The firm’s enterprise systems approach does not just mean reducing IT expenses (throwing a body check on the tendency of each new application to cost more than the last.); it’s also enabling the discovery of new insights and predictive analytics. The type of analysis clients value. Clients are especially hungry for risk analytics-information that can provide instant views of how a portfolio stacks up in different scenarios, like the black-swan events nobody expects. You don’t need especially fancy infrastructure to do this. Monte Carlo simulations, where quants calculate differing probabilities for an array of portfolio outcomes, have been around for decades. But the investments in newer technology bring new computing power to these tests.
What Hooley envisions is that information provided by SSC will become the basis of asset allocation models and other key functions clients, allowing them to do what Hooley calls the “what if scenarios.” The scenario analysis clients receive from SSC, he says, “could be populated with real time data to say if X and Y occurred, if the Euro dissolved, if Greece left the Euro, what would be the implication on my portfolio? “So to me,” Hooley says, “the cloud takes us back to the mainframe kind of world where everything is in one place and you have the ability to bring everything into one place.”
As financial services gain greater digital content, they also rely on more automated processes, a movement that leads to greater ease of compliance because information systems tend to create event logs that can be audited. The SSC IT architecture is a springboard to the types of systems the company needs in the future. SSC’s standardization approach imposes a new order and yields ongoing development dividends. The fact that it’s also taking expense out of the IT budget is the silver lining on the State Street cloud.
Sources
• Babcock, Charles, “State Street Private Cloud: $600 Million Savings Goal,“ InformationWeek, June, 22, 2012.

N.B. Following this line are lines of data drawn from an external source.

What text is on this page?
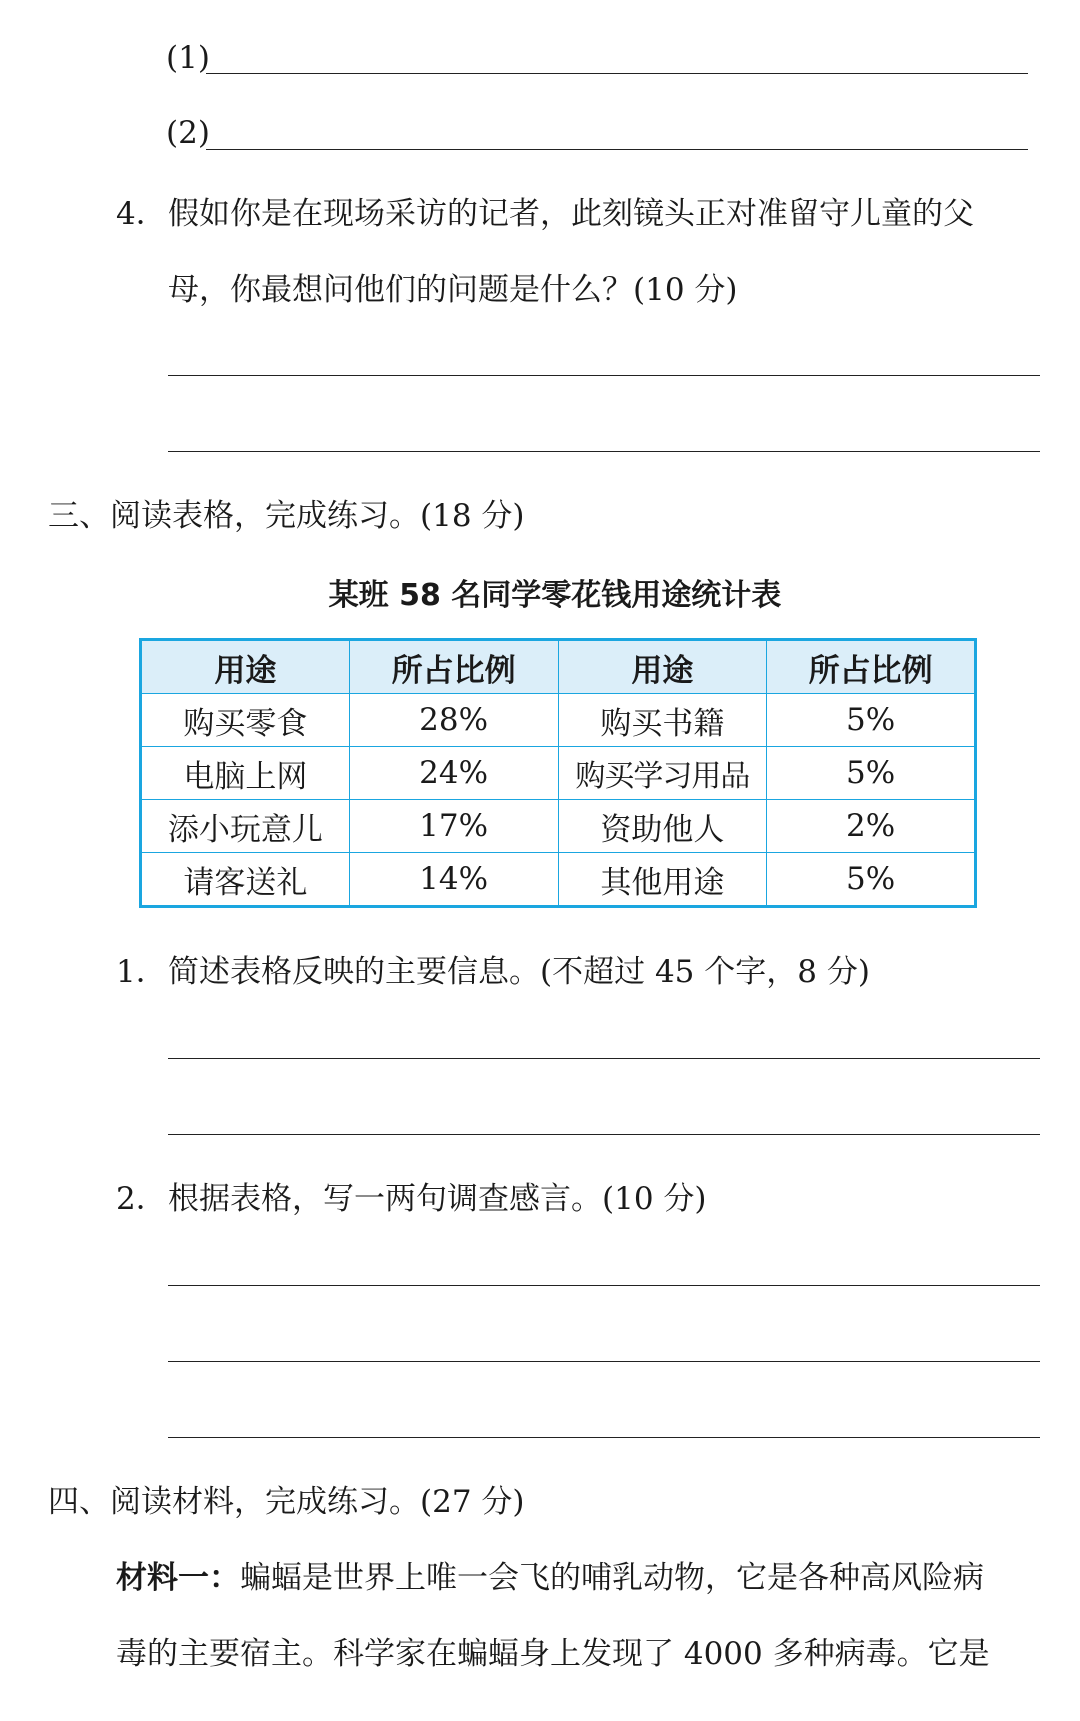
(1)
(2)
4． 假如你是在现场采访的记者，此刻镜头正对准留守儿童的父
母，你最想问他们的问题是什么？(10 分)
三、阅读表格，完成练习。(18 分)
某班 58 名同学零花钱用途统计表
用途	所占比例	用途	所占比例
购买零食	28%	购买书籍	5%
电脑上网	24%	购买学习用品	5%
添小玩意儿	17%	资助他人	2%
请客送礼	14%	其他用途	5%
1． 简述表格反映的主要信息。(不超过 45 个字，8 分)
2． 根据表格，写一两句调查感言。(10 分)
四、阅读材料，完成练习。(27 分)
材料一：蝙蝠是世界上唯一会飞的哺乳动物，它是各种高风险病
毒的主要宿主。科学家在蝙蝠身上发现了 4000 多种病毒。它是
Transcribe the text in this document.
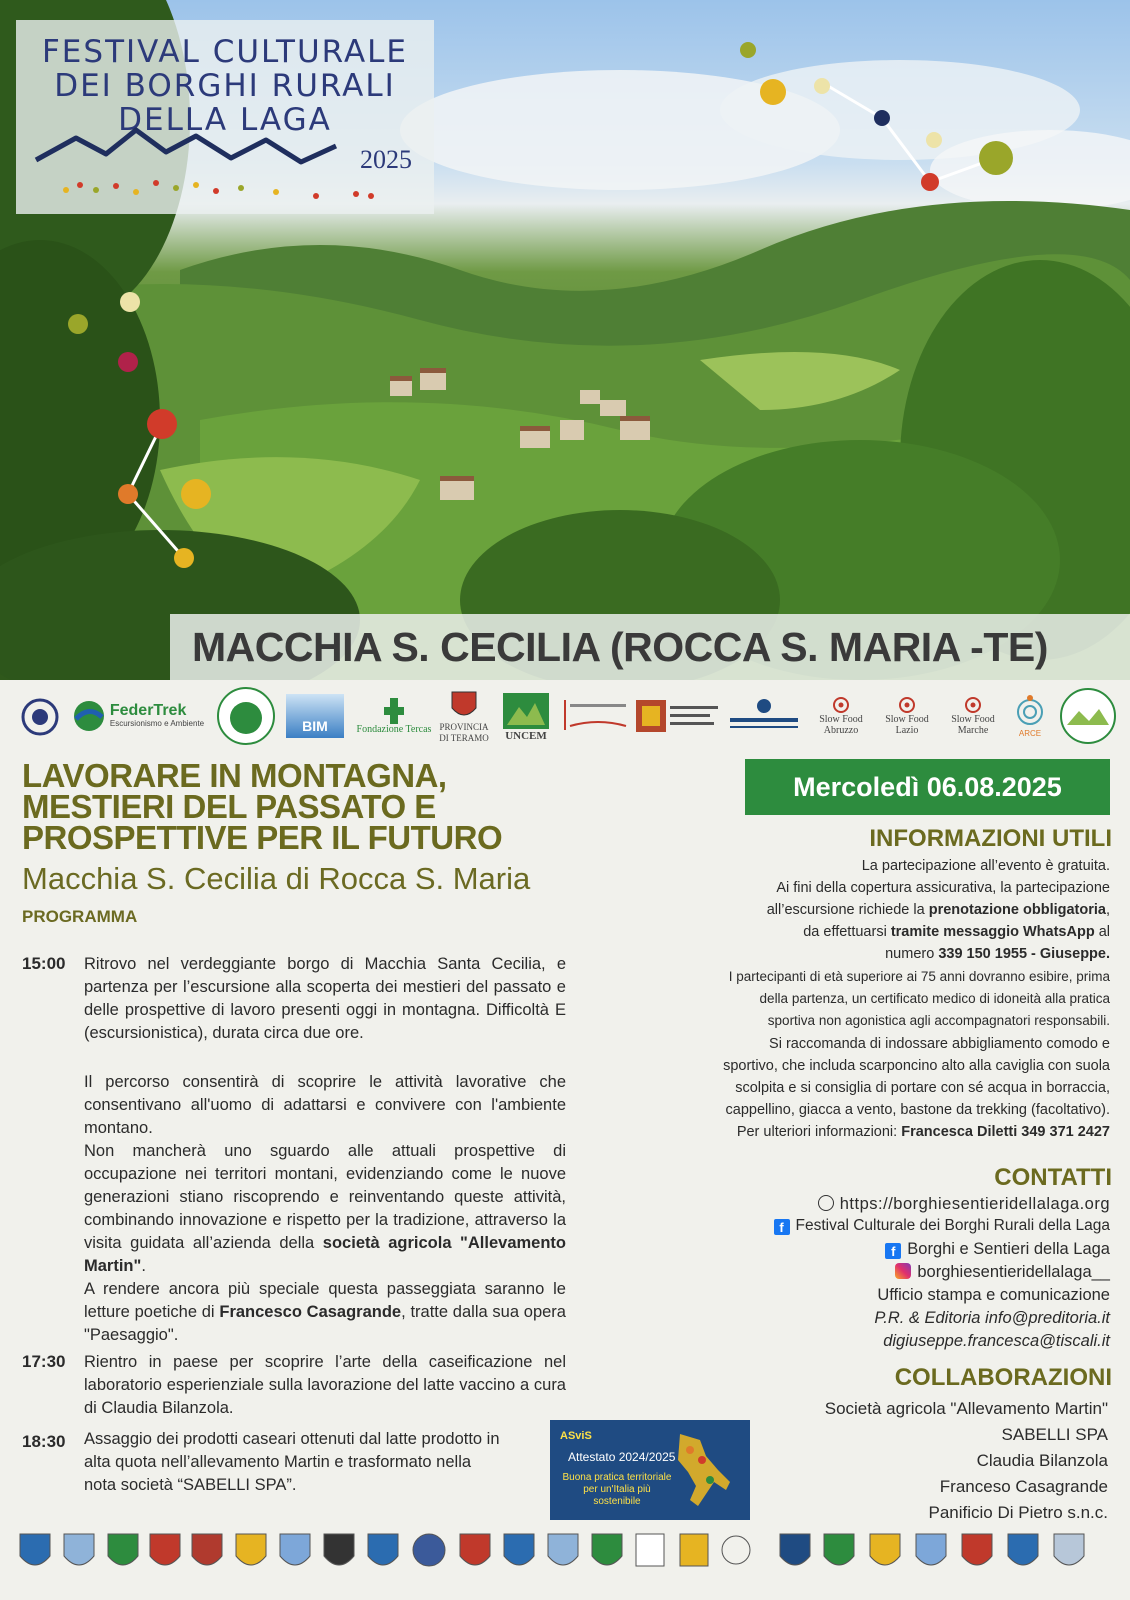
FESTIVAL CULTURALE
DEI BORGHI RURALI
DELLA LAGA
2025
MACCHIA S. CECILIA (ROCCA S. MARIA -TE)
FederTrek
Escursionismo e Ambiente	BIM	Fondazione Tercas PROVINCIA DI TERAMO UNCEM
Slow Food Abruzzo
Slow Food Lazio
Slow Food Marche	ARCE
LAVORARE IN MONTAGNA,
MESTIERI DEL PASSATO E
PROSPETTIVE PER IL FUTURO
Macchia S. Cecilia di Rocca S. Maria
PROGRAMMA
15:00 Ritrovo nel verdeggiante borgo di Macchia Santa Cecilia, e partenza per l’escursione alla scoperta dei mestieri del passato e delle prospettive di lavoro presenti oggi in montagna. Difficoltà E (escursionistica), durata circa due ore.
Il percorso consentirà di scoprire le attività lavorative che consentivano all'uomo di adattarsi e convivere con l'ambiente montano.
Non mancherà uno sguardo alle attuali prospettive di occupazione nei territori montani, evidenziando come le nuove generazioni stiano riscoprendo e reinventando queste attività, combinando innovazione e rispetto per la tradizione, attraverso la visita guidata all’azienda della società agricola "Allevamento Martin".
A rendere ancora più speciale questa passeggiata saranno le letture poetiche di Francesco Casagrande, tratte dalla sua opera "Paesaggio".
17:30 Rientro in paese per scoprire l’arte della caseificazione nel laboratorio esperienziale sulla lavorazione del latte vaccino a cura di Claudia Bilanzola.
18:30 Assaggio dei prodotti caseari ottenuti dal latte prodotto in alta quota nell’allevamento Martin e trasformato nella nota società “SABELLI SPA”.
ASviS
Attestato 2024/2025
Buona pratica territoriale per un'Italia più sostenibile
Mercoledì 06.08.2025
INFORMAZIONI UTILI
La partecipazione all’evento è gratuita.
Ai fini della copertura assicurativa, la partecipazione
all’escursione richiede la prenotazione obbligatoria,
da effettuarsi tramite messaggio WhatsApp al
numero 339 150 1955 - Giuseppe.
I partecipanti di età superiore ai 75 anni dovranno esibire, prima
della partenza, un certificato medico di idoneità alla pratica
sportiva non agonistica agli accompagnatori responsabili.
Si raccomanda di indossare abbigliamento comodo e
sportivo, che includa scarponcino alto alla caviglia con suola
scolpita e si consiglia di portare con sé acqua in borraccia,
cappellino, giacca a vento, bastone da trekking (facoltativo).
Per ulteriori informazioni: Francesca Diletti 349 371 2427
CONTATTI
https://borghiesentieridellalaga.org
f Festival Culturale dei Borghi Rurali della Laga
f Borghi e Sentieri della Laga
borghiesentieridellalaga__
Ufficio stampa e comunicazione
P.R. & Editoria info@preditoria.it
digiuseppe.francesca@tiscali.it
COLLABORAZIONI
Società agricola "Allevamento Martin"
SABELLI SPA
Claudia Bilanzola
Franceso Casagrande
Panificio Di Pietro s.n.c.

• Fest, Glen, “State Street Big (Data) Dig”, American Banker, December 2012.
Case questions
1. Describe three operational excellence-related information problems State Street faces as a global financial services company (one for each level of information processing).
2. Describe three business unit benefits of the enterprise IT architecture approach taken by State Street (use a course framework, not just your intuition).
3. Describe three IT unit benefits of the enterprise IT architecture approach taken by at State Street.
4. Compare and contrast State Street’s old versus new IT architecture approach using the phases of the Rapid Application Development framework (textbook, Chapter 10). Given your analysis, make one recommendation on how State Street could improve their application development and implementation approach.